Aerial LiDAR survey file in .laz format can be used. They are assumed to be in UTM (zone 32N) format for horizontal coordinates.
Source for NRW LiDAR surveys: https://www.opengeodata.nrw.de/produkte/geobasis/hm/3dm_l_las/3dm_l_las_paketiert/
Data info: https://www.bezreg-koeln.nrw.de/brk_internet/geobasis/hoehenmodelle/3d-messdaten/index.html
Data manual: https://www.bezreg-koeln.nrw.de/brk_internet/geobasis/hoehenmodelle/nutzerinformationen.pdf
This script gets as input:
- a bounding box corresponding to the desired horizontal area to be covered,
- a minimum altitude (Z coordinate) below which laz points are discarded,
- a subsampling factor.

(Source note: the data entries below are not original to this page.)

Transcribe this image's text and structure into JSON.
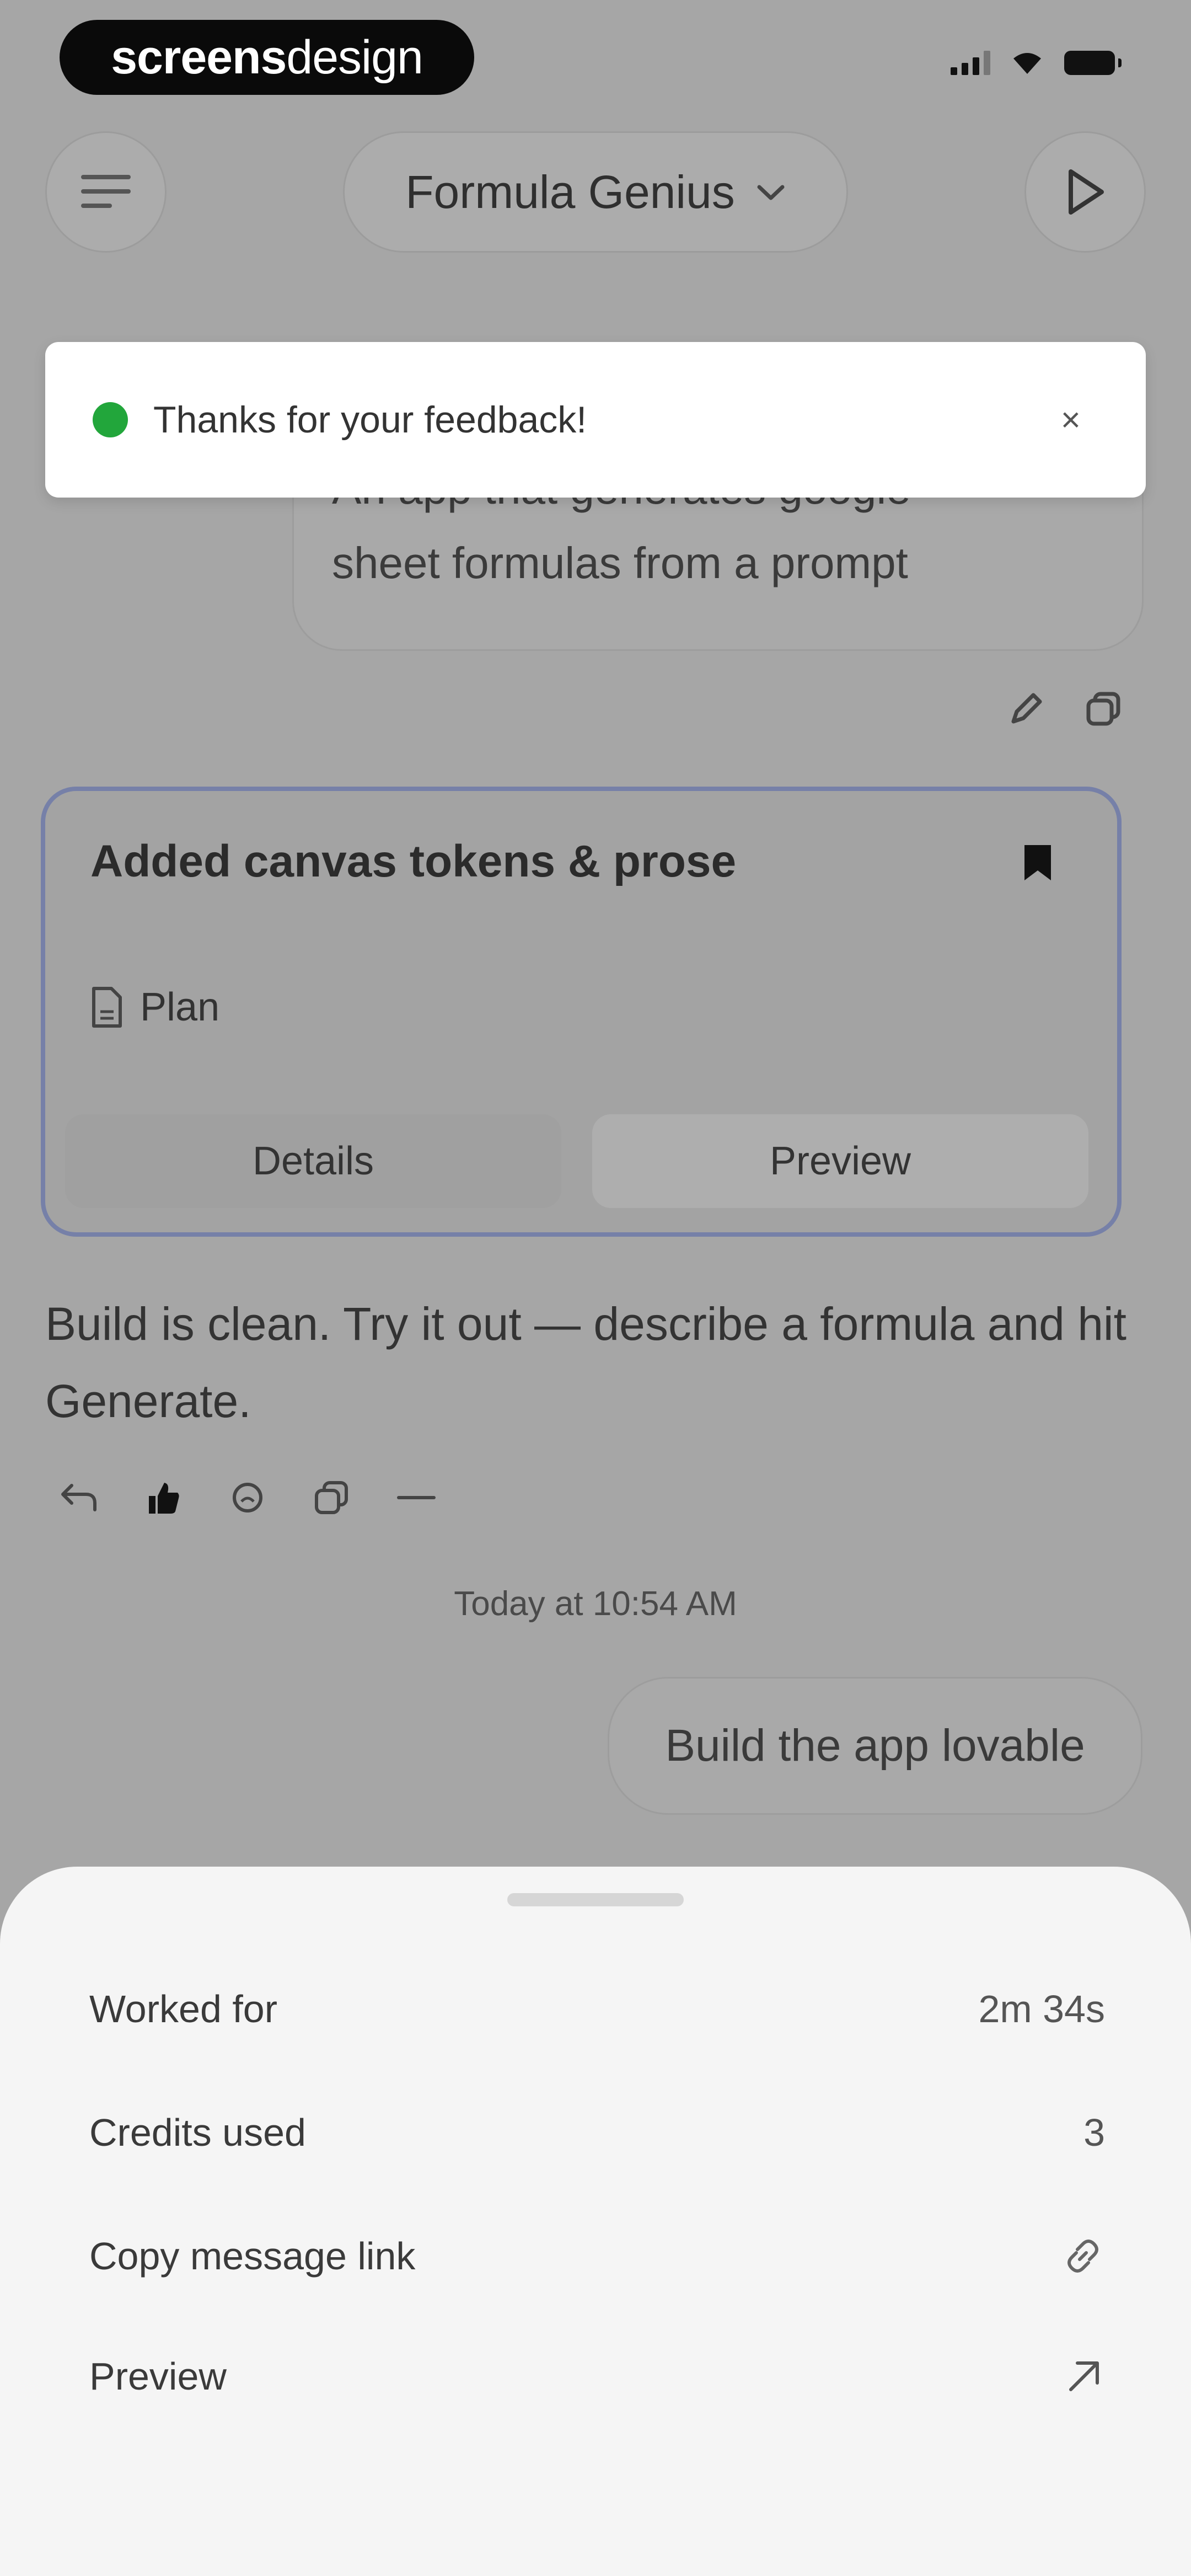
{
  "status_bar": {
    "watermark_bold": "screens",
    "watermark_light": "design"
  },
  "header": {
    "title": "Formula Genius"
  },
  "toast": {
    "message": "Thanks for your feedback!",
    "close": "×",
    "status_color": "#22a63b"
  },
  "conversation": {
    "user_message_line1": "An app that generates google",
    "user_message_line2": "sheet formulas from a prompt",
    "card": {
      "title": "Added canvas tokens & prose",
      "plan_label": "Plan",
      "details_label": "Details",
      "preview_label": "Preview",
      "border_color": "#7680a8"
    },
    "assistant_message": "Build is clean. Try it out — describe a formula and hit Generate.",
    "timestamp": "Today at 10:54 AM",
    "user_message_2": "Build the app lovable"
  },
  "sheet": {
    "rows": [
      {
        "label": "Worked for",
        "value": "2m 34s"
      },
      {
        "label": "Credits used",
        "value": "3"
      },
      {
        "label": "Copy message link",
        "icon": "link-icon"
      },
      {
        "label": "Preview",
        "icon": "arrow-up-right-icon"
      }
    ]
  }
}
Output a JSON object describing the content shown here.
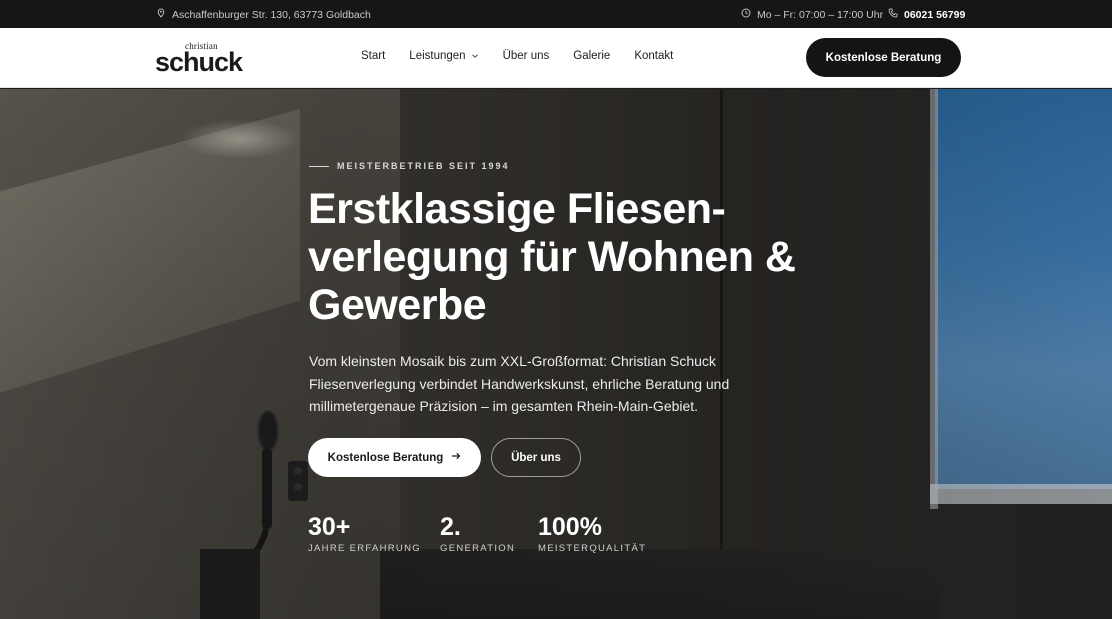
{
  "topbar": {
    "address": "Aschaffenburger Str. 130, 63773 Goldbach",
    "hours": "Mo – Fr: 07:00 – 17:00 Uhr",
    "phone": "06021 56799"
  },
  "logo": {
    "small": "christian",
    "big": "schuck"
  },
  "nav": {
    "items": [
      {
        "label": "Start"
      },
      {
        "label": "Leistungen"
      },
      {
        "label": "Über uns"
      },
      {
        "label": "Galerie"
      },
      {
        "label": "Kontakt"
      }
    ],
    "cta": "Kostenlose Beratung"
  },
  "hero": {
    "eyebrow": "MEISTERBETRIEB SEIT 1994",
    "title": "Erstklassige Fliesen-verlegung für Wohnen & Gewerbe",
    "lead": "Vom kleinsten Mosaik bis zum XXL-Großformat: Christian Schuck Fliesenverlegung verbindet Handwerkskunst, ehrliche Beratung und millimetergenaue Präzision – im gesamten Rhein-Main-Gebiet.",
    "primary_button": "Kostenlose Beratung",
    "secondary_button": "Über uns",
    "stats": [
      {
        "value": "30+",
        "label": "JAHRE ERFAHRUNG"
      },
      {
        "value": "2.",
        "label": "GENERATION"
      },
      {
        "value": "100%",
        "label": "MEISTERQUALITÄT"
      }
    ]
  },
  "colors": {
    "topbar_bg": "#161616",
    "nav_bg": "#ffffff",
    "cta_dark": "#141414",
    "text_light": "#ffffff"
  }
}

The factor divides the number of points for processing and is an easy way to divide the computation time. However, too much subsampling will "erode" obstacle tops and reduce their height somewhat.
- a subbox size (in meters). Large bounding boxes are problematic because all corresponding .laz files can't fit in memory. It will be broken down in multiple sub bounding boxes, reducing memory needs (but increasing the number of times files are loaded),
- a resolution (in meters). The resolution of the ouput x, y, z arrays. Dividing the resolution by 2 multiplies the computation time by 4.
- classification of LiDAR points to consider for the processing. By default 20 and 17,
- a radius (in meters). This corresponds to the horizontal radius defined in the regulation for staying clear of obstacles over densely populated areas.
The script iterates over the sub bounding boxes. For each one, it loads all necessary .laz file, retains the points matching the criteria, and append them to a large point array.
A grid over the box is then created, and for each grid point, the script looks at the highest points within the defined radius, and saves it.
x, y, z arrays for each sub bounding boxes are appended to global lists, saved at the end of processing.
This script opens the x, y, z arrays.
It flattens the x, y arrays, then stacks all 2D z arrays horizontally and vertically so as to reconstitute the user's desired area.
It then calculate contour surfaces for defined levels, converts everything back to WGS84, and saves them as geojson for further processing.
The notebook can be used to visualise the contour with matplotlib or plotly, and also load the obstacles json with official obstacle coordinates to cross-check the LiDAR results.